Pitt’s institutional master plan, which will guide University construction for the next 10 to 25 years, officially began the City Planning Commission’s formal approval process Tuesday.
Owen Cooks, the assistant vice chancellor for planning, design and real estate, briefed the commission on the plan at its Tuesday afternoon meeting. The plan, which is behind schedule, includes Pitt’s large, signature construction projects for the next several years — the One Bigelow redevelopment across from Soldiers and Sailors, Victory Heights series of athletics improvements, a recreation center and expanded housing on upper campus, as well as expansions to several existing buildings and no new net parking spaces.
The 445-page plan must ultimately be approved by both the commission and the City Council before taking effect.
The IMP and related campus master plan have been examined in public for years, including at town halls and Oakland Planning and Development Corp. meetings, which raised concerns about demolishing Fifth Avenue’s historic Music Building, constructing a large housing complex in South Oakland and questions about Pitt further expanding its reach throughout Oakland. Pitt ultimately withdrew the South O housing complex from the IMP, which would have also paved over the Oakland Avenue garden maintained by student organization Plant2Plate.
Cooks said the “rich” public process helped planners refine the IMP.
“We have a much better plan for it, so we’re appreciative of all of the input received from all of the different constituencies that made the plan,” Cooks said.
Mary Beth McGrew, an associate vice chancellor in Facilities Management, said the University is trying to balance having more on-campus housing for students with concerns from neighbors about building new housing complexes in residential areas.
“In our many meetings with [the] community, there was a lot of talk about the need for more family or neighborhood housing, and the University is looking to what sites we might have to contribute to that,” McGrew said. “In addition, we want to make sure that our students have more choices that are affordable and that are inside the University boundaries, so that we are contributing positively to the neighborhood.”
Commissioner Becky Mingo, a graduate of Carnegie Mellon University, said she appreciated efforts in the IMP to reduce the “harshness” of Oakland’s urban environment and urged Pitt to expand the number of trees on campus.

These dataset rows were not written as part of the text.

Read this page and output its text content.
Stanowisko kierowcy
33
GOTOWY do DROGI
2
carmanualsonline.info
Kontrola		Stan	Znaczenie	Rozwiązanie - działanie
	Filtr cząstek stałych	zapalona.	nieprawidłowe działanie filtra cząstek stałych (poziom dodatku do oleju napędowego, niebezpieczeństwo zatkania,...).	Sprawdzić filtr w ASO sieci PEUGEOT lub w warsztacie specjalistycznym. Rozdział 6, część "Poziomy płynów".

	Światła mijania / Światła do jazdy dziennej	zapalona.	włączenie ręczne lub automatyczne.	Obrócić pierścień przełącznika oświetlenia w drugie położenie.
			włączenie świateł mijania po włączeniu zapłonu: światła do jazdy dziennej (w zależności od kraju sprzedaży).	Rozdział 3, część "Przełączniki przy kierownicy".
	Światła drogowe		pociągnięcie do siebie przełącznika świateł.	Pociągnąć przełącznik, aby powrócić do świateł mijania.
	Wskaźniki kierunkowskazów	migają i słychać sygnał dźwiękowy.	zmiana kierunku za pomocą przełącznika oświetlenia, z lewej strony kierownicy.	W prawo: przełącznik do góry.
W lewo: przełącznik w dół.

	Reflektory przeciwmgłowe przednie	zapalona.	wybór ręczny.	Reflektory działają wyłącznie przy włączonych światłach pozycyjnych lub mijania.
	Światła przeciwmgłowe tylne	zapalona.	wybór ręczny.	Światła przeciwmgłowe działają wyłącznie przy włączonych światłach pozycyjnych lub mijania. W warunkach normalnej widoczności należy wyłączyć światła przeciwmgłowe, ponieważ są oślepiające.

Christine Mondor, the planning commission chair, said she considers Pitt to be the “elephant in the room” with regard to construction and planning in Oakland and would like to hear more information about the “qualitative way” that Pitt is thinking about campus and how it fits into the neighborhood.

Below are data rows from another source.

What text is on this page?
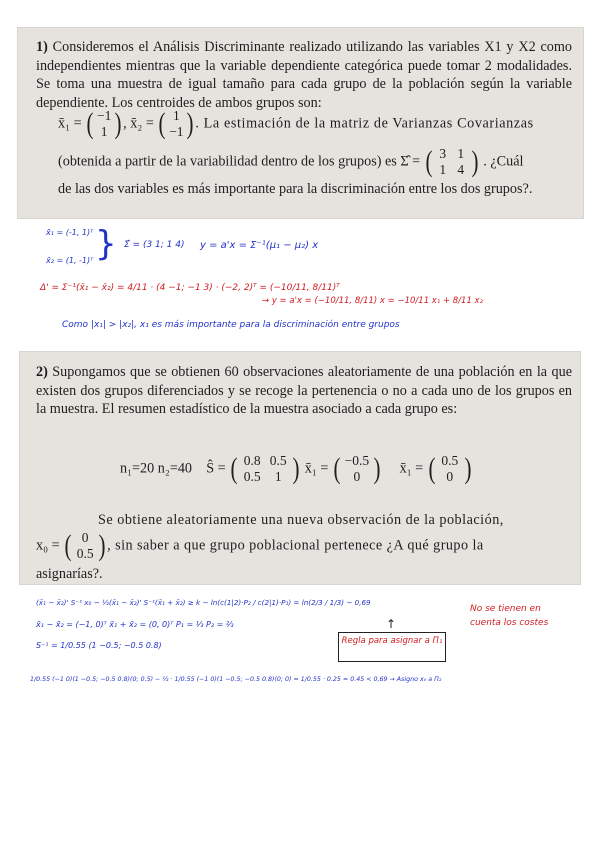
1) Consideremos el Análisis Discriminante realizado utilizando las variables X1 y X2 como independientes mientras que la variable dependiente categórica puede tomar 2 modalidades. Se toma una muestra de igual tamaño para cada grupo de la población según la variable dependiente. Los centroides de ambos grupos son:
x̄₁ = ( −1
1 ) , x̄₂ = ( 1
−1 ) . La estimación de la matriz de Varianzas Covarianzas
(obtenida a partir de la variabilidad dentro de los grupos) es Σ̂ = ( 3 1
1 4 ) . ¿Cuál
de las dos variables es más importante para la discriminación entre los dos grupos?.
x̄₁ = (-1, 1)ᵀ
x̄₂ = (1, -1)ᵀ } Σ̂ = (3 1; 1 4) y = a'x = Σ⁻¹(μ₁ − μ₂) x
Δ' = Σ⁻¹(x̄₁ − x̄₂) = 4/11 · (4 −1; −1 3) · (−2, 2)ᵀ = (−10/11, 8/11)ᵀ
→ y = a'x = (−10/11, 8/11) x = −10/11 x₁ + 8/11 x₂
Como |x₁| > |x₂|, x₁ es más importante para la discriminación entre grupos
2) Supongamos que se obtienen 60 observaciones aleatoriamente de una población en la que existen dos grupos diferenciados y se recoge la pertenencia o no a cada uno de los grupos en la muestra. El resumen estadístico de la muestra asociado a cada grupo es:
n₁=20 n₂=40 Ŝ = ( 0.8 0.5
0.5 1 ) x̄₁ = ( −0.5
0 ) x̄₁ = ( 0.5
0 )
Se obtiene aleatoriamente una nueva observación de la población,
x₀ = ( 0
0.5 ) , sin saber a que grupo poblacional pertenece ¿A qué grupo la
asignarías?.
(x̄₁ − x̄₂)' S⁻¹ x₀ − ½(x̄₁ − x̄₂)' S⁻¹(x̄₁ + x̄₂) ≥ k − ln(c(1|2)·P₂ / c(2|1)·P₁) = ln(2/3 / 1/3) − 0,69
x̄₁ − x̄₂ = (−1, 0)ᵀ x̄₁ + x̄₂ = (0, 0)ᵀ P₁ = ⅓ P₂ = ⅔
S⁻¹ = 1/0.55 (1 −0.5; −0.5 0.8)
1/0.55 (−1 0)(1 −0.5; −0.5 0.8)(0; 0.5) − ½ · 1/0.55 (−1 0)(1 −0.5; −0.5 0.8)(0; 0) = 1/0.55 · 0.25 = 0.45 < 0,69 → Asigno x₀ a Π₂
No se tienen en cuenta los costes
↑
Regla para asignar a Π₁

“Because Pitt’s campus is interwoven with things you don’t control, when you guys make a move, you kind of set the stage for things that are going to happen by other people, other entities in Oakland,” Mondor said. “I’d like to understand how, in aggregate, the projects that you have lined up make a sense of place, because I think for the planning commission, when we hear projects from other entities, we want to make sure that that is supportive of a kind of shared vision for Oakland. You guys are the elephant in the room in that context.”

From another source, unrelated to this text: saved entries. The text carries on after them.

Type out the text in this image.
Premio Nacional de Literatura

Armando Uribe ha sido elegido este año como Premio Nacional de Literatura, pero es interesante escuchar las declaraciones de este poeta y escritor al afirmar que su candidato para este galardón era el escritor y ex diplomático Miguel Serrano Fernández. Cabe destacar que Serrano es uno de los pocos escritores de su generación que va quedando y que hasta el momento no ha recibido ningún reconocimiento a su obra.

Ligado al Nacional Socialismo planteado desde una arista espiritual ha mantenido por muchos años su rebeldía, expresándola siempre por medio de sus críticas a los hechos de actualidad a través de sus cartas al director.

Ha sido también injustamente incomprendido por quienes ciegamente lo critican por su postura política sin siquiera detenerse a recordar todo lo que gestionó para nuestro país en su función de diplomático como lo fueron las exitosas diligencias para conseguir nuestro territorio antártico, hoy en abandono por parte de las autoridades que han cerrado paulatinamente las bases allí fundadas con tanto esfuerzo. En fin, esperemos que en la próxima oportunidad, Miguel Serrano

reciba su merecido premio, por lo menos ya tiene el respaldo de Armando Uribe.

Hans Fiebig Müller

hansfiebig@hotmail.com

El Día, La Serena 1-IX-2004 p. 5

The planning commission also heard another Oakland-focused presentation — the planned apartment building at 3500 Forbes Ave., on the site of the former Marathon gas station.
Representatives from CA Ventures, a global real estate company, have discussed the project at two OPDC meetings — one last August and another this past December. The project — which would be similar to the recently constructed Bridge on Forbes and SkyVue buildings — would stand at 102 feet tall and include 300 units, split among studios, one-, two- and three-bedrooms, as well as 212 parking spaces and a 153-space bike storage room.
Community members have raised concerns about a variety of project aspects, including how the project’s roughly several hundred units — all at market rate — could affect the neighborhood’s housing market. Representatives from Family House — a local nonprofit that houses medical patients and their families, which neighbors the project site — have also asked whether the building could cause noise disturbances, or exhaust that might be harmful for patients recovering from certain procedures.
Due to community concerns, the commission voted to push back a vote on approving the project to its March 23 meeting.
“Please go work hard and come back to us with something that’s amenable,” Mondor said.